2-8 流罪罪人の反乱
罪人の会は船を完成させ、『五大勢力志』に記された攻撃方法の準備に全員で取り組み始めた。
その攻撃方法とは、相手の警備が薄い所を狙い、思いもよらぬ不意打ちにより攻撃を仕掛ける奇襲だった。準備とは、作戦の立案と指導者の決定、用具の調達だった。
作戦の立案はドリスが担当した。ドリスは元冒険家で、ゼフィルス大帝国連邦の立入禁止区域に侵入して、流罪を言い渡された。そのだめ、島のことには詳しかった。彼は、アストラル諸島とバッファル諸島を結ぶ海底空洞の先と、アストラルの帝城の堀が近くにあることをしていたので、海底空洞を通ってそこに行き、堀まで掘り進めることを提案した。
罪人の会は、初めは時間がかかる上に、一度に多くの人間を運べず、船の製造が無駄になるとその作戦を拒否した。しかし、他に案がなくやがて、その作戦の実行を認めた。

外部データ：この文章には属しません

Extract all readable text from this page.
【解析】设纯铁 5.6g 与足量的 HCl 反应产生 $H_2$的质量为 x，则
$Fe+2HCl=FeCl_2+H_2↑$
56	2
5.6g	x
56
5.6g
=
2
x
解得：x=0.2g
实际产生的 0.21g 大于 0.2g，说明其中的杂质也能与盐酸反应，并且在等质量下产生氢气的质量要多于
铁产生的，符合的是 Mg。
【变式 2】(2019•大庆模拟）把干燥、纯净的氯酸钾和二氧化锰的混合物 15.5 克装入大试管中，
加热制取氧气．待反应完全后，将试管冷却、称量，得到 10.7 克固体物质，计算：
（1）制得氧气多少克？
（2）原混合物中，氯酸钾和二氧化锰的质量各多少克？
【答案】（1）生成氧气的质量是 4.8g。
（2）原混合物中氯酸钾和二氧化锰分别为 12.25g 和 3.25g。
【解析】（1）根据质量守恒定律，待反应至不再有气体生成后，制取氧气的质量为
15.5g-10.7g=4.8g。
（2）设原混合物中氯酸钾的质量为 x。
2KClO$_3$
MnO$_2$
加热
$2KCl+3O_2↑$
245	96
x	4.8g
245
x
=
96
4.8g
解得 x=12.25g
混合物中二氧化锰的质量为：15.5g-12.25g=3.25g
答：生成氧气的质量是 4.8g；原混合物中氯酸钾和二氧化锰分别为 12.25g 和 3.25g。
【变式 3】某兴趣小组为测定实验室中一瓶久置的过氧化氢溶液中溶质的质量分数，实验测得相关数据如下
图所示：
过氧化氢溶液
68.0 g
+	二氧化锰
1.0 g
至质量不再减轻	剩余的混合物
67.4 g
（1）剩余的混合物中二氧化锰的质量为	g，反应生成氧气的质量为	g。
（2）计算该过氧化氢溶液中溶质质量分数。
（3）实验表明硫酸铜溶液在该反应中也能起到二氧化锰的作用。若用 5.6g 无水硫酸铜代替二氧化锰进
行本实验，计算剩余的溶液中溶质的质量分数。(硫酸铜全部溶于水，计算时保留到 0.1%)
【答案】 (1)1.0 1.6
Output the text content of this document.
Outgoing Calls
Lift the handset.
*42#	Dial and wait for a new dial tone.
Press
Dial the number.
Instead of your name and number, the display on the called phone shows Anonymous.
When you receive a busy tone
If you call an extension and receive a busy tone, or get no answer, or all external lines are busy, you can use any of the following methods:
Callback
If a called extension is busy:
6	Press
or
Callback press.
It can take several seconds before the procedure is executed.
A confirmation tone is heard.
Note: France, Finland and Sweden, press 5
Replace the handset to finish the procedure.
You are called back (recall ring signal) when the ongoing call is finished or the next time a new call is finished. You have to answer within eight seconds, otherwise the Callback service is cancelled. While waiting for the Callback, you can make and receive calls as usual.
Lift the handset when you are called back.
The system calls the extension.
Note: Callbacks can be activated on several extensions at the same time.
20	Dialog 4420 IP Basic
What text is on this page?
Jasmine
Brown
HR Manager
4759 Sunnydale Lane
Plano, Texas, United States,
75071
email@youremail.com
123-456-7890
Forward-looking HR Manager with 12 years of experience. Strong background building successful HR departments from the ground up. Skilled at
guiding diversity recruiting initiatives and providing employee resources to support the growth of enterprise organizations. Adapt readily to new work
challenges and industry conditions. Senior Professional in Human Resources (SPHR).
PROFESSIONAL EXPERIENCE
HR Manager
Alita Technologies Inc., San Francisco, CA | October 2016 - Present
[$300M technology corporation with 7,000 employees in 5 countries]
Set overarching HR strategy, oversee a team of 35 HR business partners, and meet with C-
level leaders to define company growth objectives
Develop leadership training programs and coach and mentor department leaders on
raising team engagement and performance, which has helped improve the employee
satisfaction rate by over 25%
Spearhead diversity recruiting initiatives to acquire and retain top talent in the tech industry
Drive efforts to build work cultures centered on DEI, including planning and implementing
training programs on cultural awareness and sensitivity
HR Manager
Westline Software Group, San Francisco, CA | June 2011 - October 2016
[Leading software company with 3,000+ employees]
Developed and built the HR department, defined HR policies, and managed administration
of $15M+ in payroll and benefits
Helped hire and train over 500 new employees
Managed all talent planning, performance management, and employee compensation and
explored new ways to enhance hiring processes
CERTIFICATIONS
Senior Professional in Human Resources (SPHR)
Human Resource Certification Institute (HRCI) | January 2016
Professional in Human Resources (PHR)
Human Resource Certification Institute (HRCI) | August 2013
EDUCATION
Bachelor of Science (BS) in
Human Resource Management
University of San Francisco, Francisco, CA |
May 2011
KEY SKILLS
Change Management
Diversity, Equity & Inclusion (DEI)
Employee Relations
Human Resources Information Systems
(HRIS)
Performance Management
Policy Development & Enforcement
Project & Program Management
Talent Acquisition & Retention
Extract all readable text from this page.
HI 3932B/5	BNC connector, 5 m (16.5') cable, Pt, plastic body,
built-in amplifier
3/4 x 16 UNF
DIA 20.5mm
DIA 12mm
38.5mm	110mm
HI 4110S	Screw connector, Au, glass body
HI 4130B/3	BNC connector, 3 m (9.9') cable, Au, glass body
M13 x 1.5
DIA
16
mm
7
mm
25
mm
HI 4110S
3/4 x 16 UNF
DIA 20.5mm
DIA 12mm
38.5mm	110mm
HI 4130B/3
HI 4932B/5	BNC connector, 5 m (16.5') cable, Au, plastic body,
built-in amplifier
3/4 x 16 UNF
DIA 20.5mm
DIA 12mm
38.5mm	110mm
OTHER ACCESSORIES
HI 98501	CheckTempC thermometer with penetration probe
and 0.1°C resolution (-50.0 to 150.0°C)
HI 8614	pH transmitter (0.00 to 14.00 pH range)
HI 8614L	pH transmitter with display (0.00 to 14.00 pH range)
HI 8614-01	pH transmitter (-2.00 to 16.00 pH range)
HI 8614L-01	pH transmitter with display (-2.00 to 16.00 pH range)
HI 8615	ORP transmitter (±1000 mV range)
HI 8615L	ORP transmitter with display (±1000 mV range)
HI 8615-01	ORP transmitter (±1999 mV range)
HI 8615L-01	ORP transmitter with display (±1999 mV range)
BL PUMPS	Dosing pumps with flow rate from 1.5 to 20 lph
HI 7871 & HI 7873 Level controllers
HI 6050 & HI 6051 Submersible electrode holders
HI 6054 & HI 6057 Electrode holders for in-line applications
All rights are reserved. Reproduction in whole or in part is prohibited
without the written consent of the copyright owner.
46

指導者は罪人の会の結成を提案したフリンが担当した。フリンは作戦提案者のドリスと協力して、指導の方法を検討した。フリンは罪人の会の許しを貰った上で、人々に用具の調達を言い渡した。
それらの用具は約1ヵ月程で人々により集められ、それを持ってアストラル諸島までの約3日間と帝城の堀近くまでの約2日間の計約5日間で空洞の先にたどり着き、作られた用具の1つである魔法掘削機を使って堀に向かって掘り進めていった。
やがて、堀にたどり着くと用具の1つのマテリアルを使って水を液体の状態で固めて、次々と堀に入って浮き上がり、帝城を攻め始めた。
マリネスは初め、この奇襲に苦戦するが、やがて、軍隊を結成し、帝国幻想者にも呼び掛け、奇襲を失敗に終わらせた。
その後、奇襲に参加した流罪罪人たちは処刑されるが、一部の人は処刑されずに、バッファル島へと戻り、罪人の会を再結成した。
この流罪罪人による反乱を、罪人の乱と言う。この乱を受けてマリネスは罪人を怖れ、帝国幻想社の支部をバッファル島に置き、一部の帝国幻想社参加者を移動させた。